En effet, Tesla Motors a été forcé d’ouvrir récemment, en Virginie, des galleries – autrement dit, des salles de démonstration – où il est impossible d’acheter ces voitures électriques haute performance. Le fabricant californien voulait essentiellement suivre le modèle d’Apple et avoir ses propres boutiques ou concessions. Actuellement, toutes les transactions de Tesla sont faites via Internet.
D’un côté, certains disent qu’à terme, plusieurs géants du commerce en ligne n’auront d’autre choix que de créer des salles de démonstration.
De l’autre, plusieurs grands magasins offrent déjà un service de commande en ligne avec cueillette sur place afin d’éviter les défauts de livraison, concernant la taille, entre autres.
Pour l’instant, les entreprises qui semblent s’en sortir le mieux sont celles offrant des produits haut de gamme. Souvent, ces boutiques se distinguent par des produits pour lesquels les prix réduits sur Internet sont inexistants, et un service à la clientèle fortement bonifié. Pensons notamment à tout ce qui est sur mesure ou qui nécessite des services d’installation ou de calibrage.

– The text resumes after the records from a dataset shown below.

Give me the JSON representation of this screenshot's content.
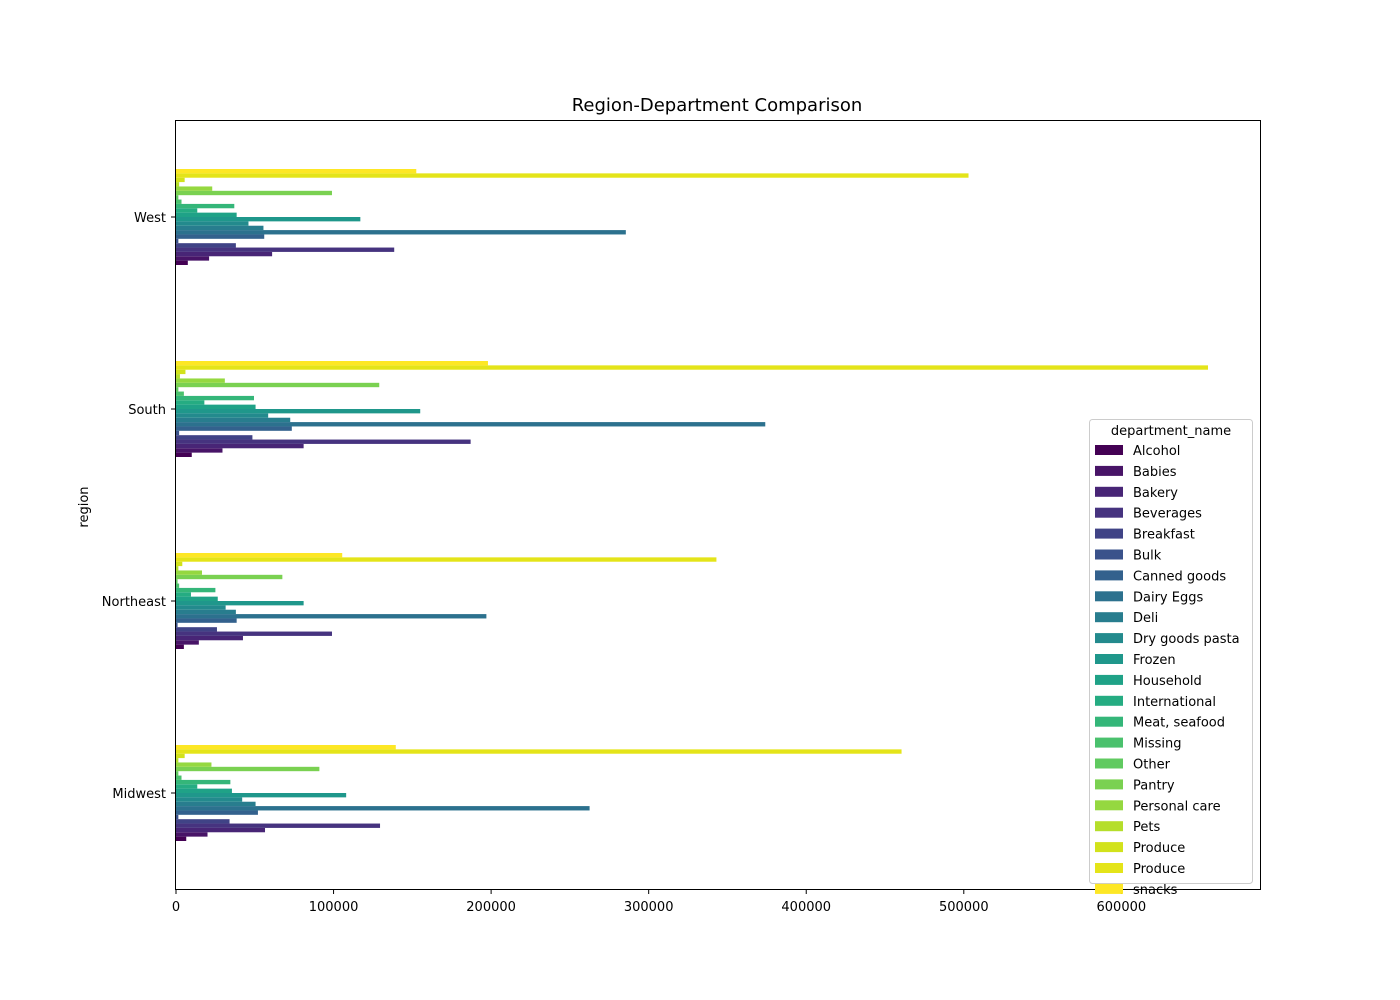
{
  "chart_data": {
    "type": "bar",
    "orientation": "horizontal",
    "title": "Region-Department Comparison",
    "xlabel": "",
    "ylabel": "region",
    "xlim": [
      0,
      688000
    ],
    "xticks": [
      0,
      100000,
      200000,
      300000,
      400000,
      500000,
      600000
    ],
    "categories": [
      "Midwest",
      "Northeast",
      "South",
      "West"
    ],
    "legend": {
      "title": "department_name",
      "placement": "center-right"
    },
    "grid": false,
    "series": [
      {
        "name": "Alcohol",
        "color": "#440154",
        "values": [
          6500,
          5000,
          10000,
          7500
        ]
      },
      {
        "name": "Babies",
        "color": "#481467",
        "values": [
          20000,
          14500,
          29500,
          21000
        ]
      },
      {
        "name": "Bakery",
        "color": "#482576",
        "values": [
          56500,
          42500,
          81000,
          61000
        ]
      },
      {
        "name": "Beverages",
        "color": "#46337f",
        "values": [
          129500,
          99000,
          187000,
          138500
        ]
      },
      {
        "name": "Breakfast",
        "color": "#404386",
        "values": [
          34000,
          26000,
          48500,
          38000
        ]
      },
      {
        "name": "Bulk",
        "color": "#3a528b",
        "values": [
          1500,
          1000,
          2000,
          1500
        ]
      },
      {
        "name": "Canned goods",
        "color": "#33618d",
        "values": [
          52000,
          38500,
          73500,
          56000
        ]
      },
      {
        "name": "Dairy Eggs",
        "color": "#2c718e",
        "values": [
          262500,
          197000,
          374000,
          285500
        ]
      },
      {
        "name": "Deli",
        "color": "#287d8e",
        "values": [
          50500,
          38000,
          72500,
          55500
        ]
      },
      {
        "name": "Dry goods pasta",
        "color": "#238a8d",
        "values": [
          42000,
          31500,
          58500,
          46000
        ]
      },
      {
        "name": "Frozen",
        "color": "#1f978b",
        "values": [
          108000,
          81000,
          155000,
          117000
        ]
      },
      {
        "name": "Household",
        "color": "#1fa287",
        "values": [
          35500,
          26500,
          50500,
          38500
        ]
      },
      {
        "name": "International",
        "color": "#25ac82",
        "values": [
          13500,
          9500,
          18000,
          13500
        ]
      },
      {
        "name": "Meat, seafood",
        "color": "#34b679",
        "values": [
          34500,
          25000,
          49500,
          37000
        ]
      },
      {
        "name": "Missing",
        "color": "#4ac16d",
        "values": [
          3500,
          2000,
          5000,
          3500
        ]
      },
      {
        "name": "Other",
        "color": "#60ca60",
        "values": [
          1500,
          1000,
          1500,
          1500
        ]
      },
      {
        "name": "Pantry",
        "color": "#7ad151",
        "values": [
          91000,
          67500,
          129000,
          99000
        ]
      },
      {
        "name": "Personal care",
        "color": "#95d840",
        "values": [
          22500,
          16500,
          31000,
          23000
        ]
      },
      {
        "name": "Pets",
        "color": "#b5de2b",
        "values": [
          1500,
          1500,
          2500,
          2000
        ]
      },
      {
        "name": "Produce",
        "color": "#d2e21b",
        "values": [
          5500,
          4000,
          6000,
          5500
        ]
      },
      {
        "name": "Produce",
        "color": "#e4e419",
        "values": [
          460500,
          343000,
          655000,
          503000
        ]
      },
      {
        "name": "snacks",
        "color": "#fde725",
        "values": [
          139500,
          105500,
          198000,
          152500
        ]
      }
    ]
  }
}
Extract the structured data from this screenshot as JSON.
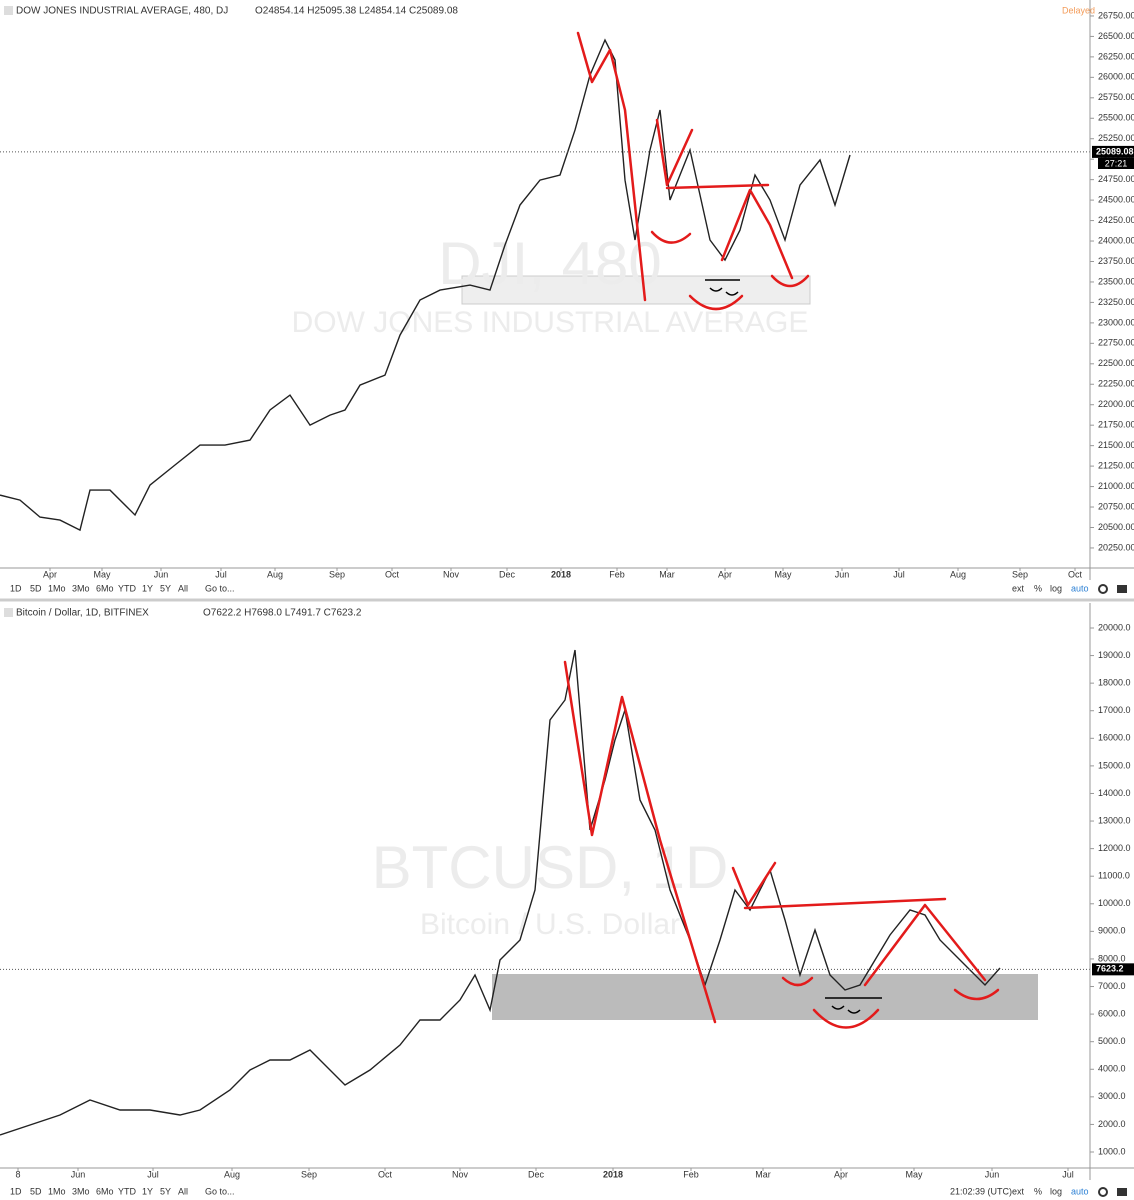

D’autres solutions, plus radicales, ont vu le jour en Australie. Une boutique fait payer quelques dollars aux clients qui ressortent les mains vides ou facturent les clients pour essayer un morceau. Si les boutiques ont néanmoins besoin d’achalandage pour survivre, l’implantation de cette mesure semble peu recommandable.
Au final, quelle qu’elle soit, la solution devra s’articuler autour de trois axes. Premièrement, les prix; Best Buy et Target ont déjà commencé à aligner leurs prix avec ceux du web et offrent même une garantie de 15 jours sur les produits offerts en ligne. Deuxièmement, les boutiques devront miser sur leur seule force : le service. Troisièmement, il faudra négocier des produits exclusifs et proposer des offres qui sont absentes d’Internet.
S’adapter
Les enjeux auxquels fait face le secteur des services à l’heure actuelle sont importants. Les concessionnaires automobiles, à eux seuls, emploient près de 1,1 million de personnes aux États-Unis. En définitive, c’est une partie significative de notre économie qui fonctionne selon cette structure que les différentes mesures de relance mises en place maintiennent de façon plus ou moins artificielle.
Le showrooming démontre que cette transformation profonde est non seulement entamée, mais que si les commerçants établis ne s’y adaptent pas autrement que via un blocage politique, ils risquent bien de se faire damer le pion par de nouveaux venus.
Pourtant, alors que la technologie a créé de toutes pièces le problème du showrooming, elle peut aussi servir de piste de solution. À terme, certains produits devront composer davantage que d’autres avec le showrooming. Que le Dr. Pepper soit offert à deux pour un à 4 km de chez vous est probablement peu pertinent lorsque vous faites votre épicerie au coin de la rue. Et les choses ne sont pas près de changer, showrooming ou pas. Par contre, de tout temps, un objet plus gros et de plus grande valeur, comme un téléviseur, fait nécessairement l’objet d’un magasinage attentif. En définitive, les commerçants devront s’adapter en observant les habitudes de consommation et en déterminant quels produits sont sujets au showrooming,et lesquels y sont soustraits.